Advancing Nuclear Astrophysics Using Next-Generation Facilities and Devices
Abstract
Where are all the heavy elements formed? How are they formed? What is the role played by stars and stellar explosions? Nuclear astrophysics aims at answering these fundamental scientific questions by linking nuclear physics with astrophysical modelling and observations. Large progress has been achieved in past decades. However, new nuclear physics facilities and devices are urgently
required to advance research into regions of the nuclear chart so far not reachable. This will enable unprecedented studies of nuclear reactions in the laboratories, which are key for heavy element synthesis and the fate of a star.
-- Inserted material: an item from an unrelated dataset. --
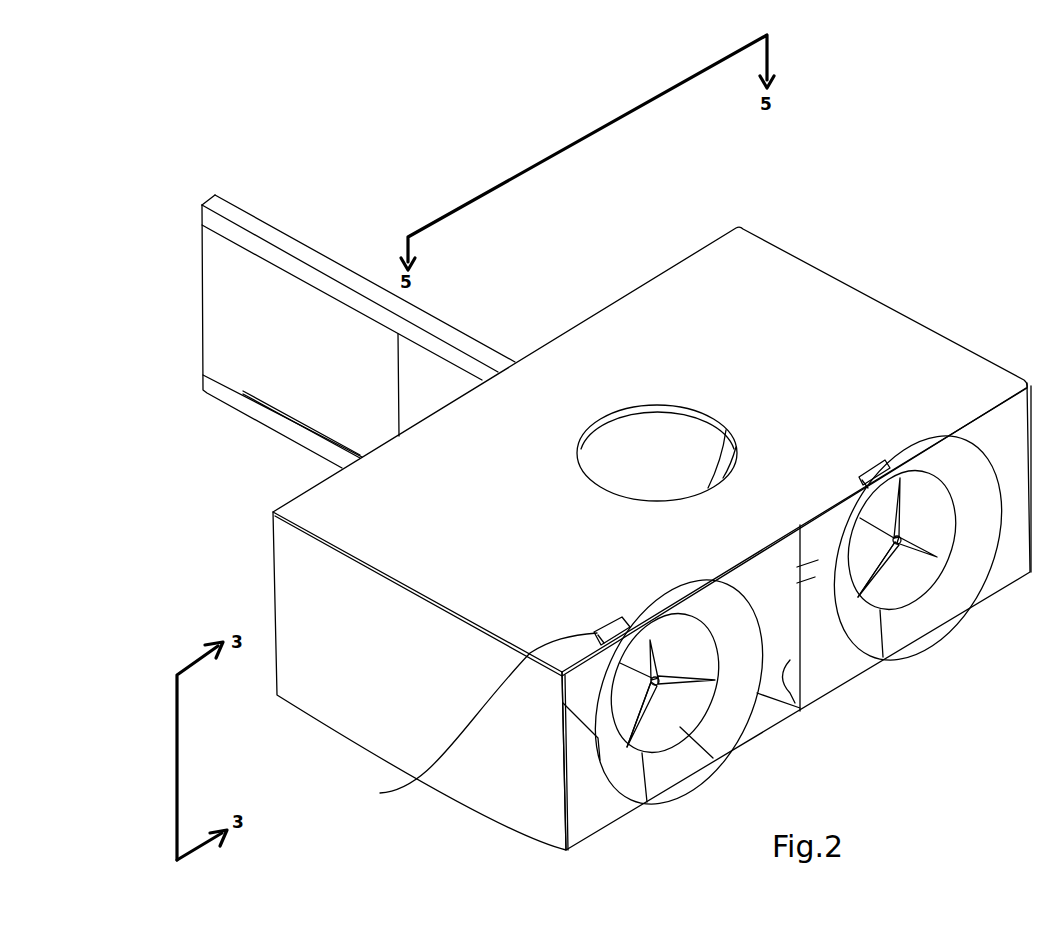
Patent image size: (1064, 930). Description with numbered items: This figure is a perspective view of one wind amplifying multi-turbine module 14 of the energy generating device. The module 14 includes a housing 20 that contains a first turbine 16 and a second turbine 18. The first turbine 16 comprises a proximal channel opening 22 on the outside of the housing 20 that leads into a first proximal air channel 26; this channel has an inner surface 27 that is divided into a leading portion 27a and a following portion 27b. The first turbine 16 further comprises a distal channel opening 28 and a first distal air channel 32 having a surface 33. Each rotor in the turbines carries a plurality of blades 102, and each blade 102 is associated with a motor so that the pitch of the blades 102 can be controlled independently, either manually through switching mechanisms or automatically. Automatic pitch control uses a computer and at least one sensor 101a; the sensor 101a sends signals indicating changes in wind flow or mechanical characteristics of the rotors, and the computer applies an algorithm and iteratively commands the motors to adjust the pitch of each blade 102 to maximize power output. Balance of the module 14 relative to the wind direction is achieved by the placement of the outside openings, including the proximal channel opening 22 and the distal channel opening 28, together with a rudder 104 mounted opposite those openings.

Some highlights of upgrade-in -process will be described. Experimental effort needs to be guided by astrophysical modelling to find significant uncertainties and pinpoint important measurements to be carried out. For two astrophysical scenarios, sensitivity studies using detailed nuclear network calculations will be presented. These calculations involve charge-particle induced reactions like (p,Y) or (a,Y) during the rapid proton capture process (rp process). On the other hand, core-collapse supernovae can be studied using rare presolar type C SiC grains. Observed peculiar abundance distributions in these grains can be explained with the conditions during the nucleosynthesis. We
therefore study the light mass Si-S region by variations of (n,Y) reaction rates. Also, the influence of different neutron pulses and the effect on the final abundances of the production of the important radioisotope 32Si are examined. Both investigations stress the need for enhanced experimental approaches to measure reaction rates to better constrain the astrophysical sites.
Keywords: Nuclear astrophysics, Presolar grains, Nuclear physics, Facilities, Network calculations.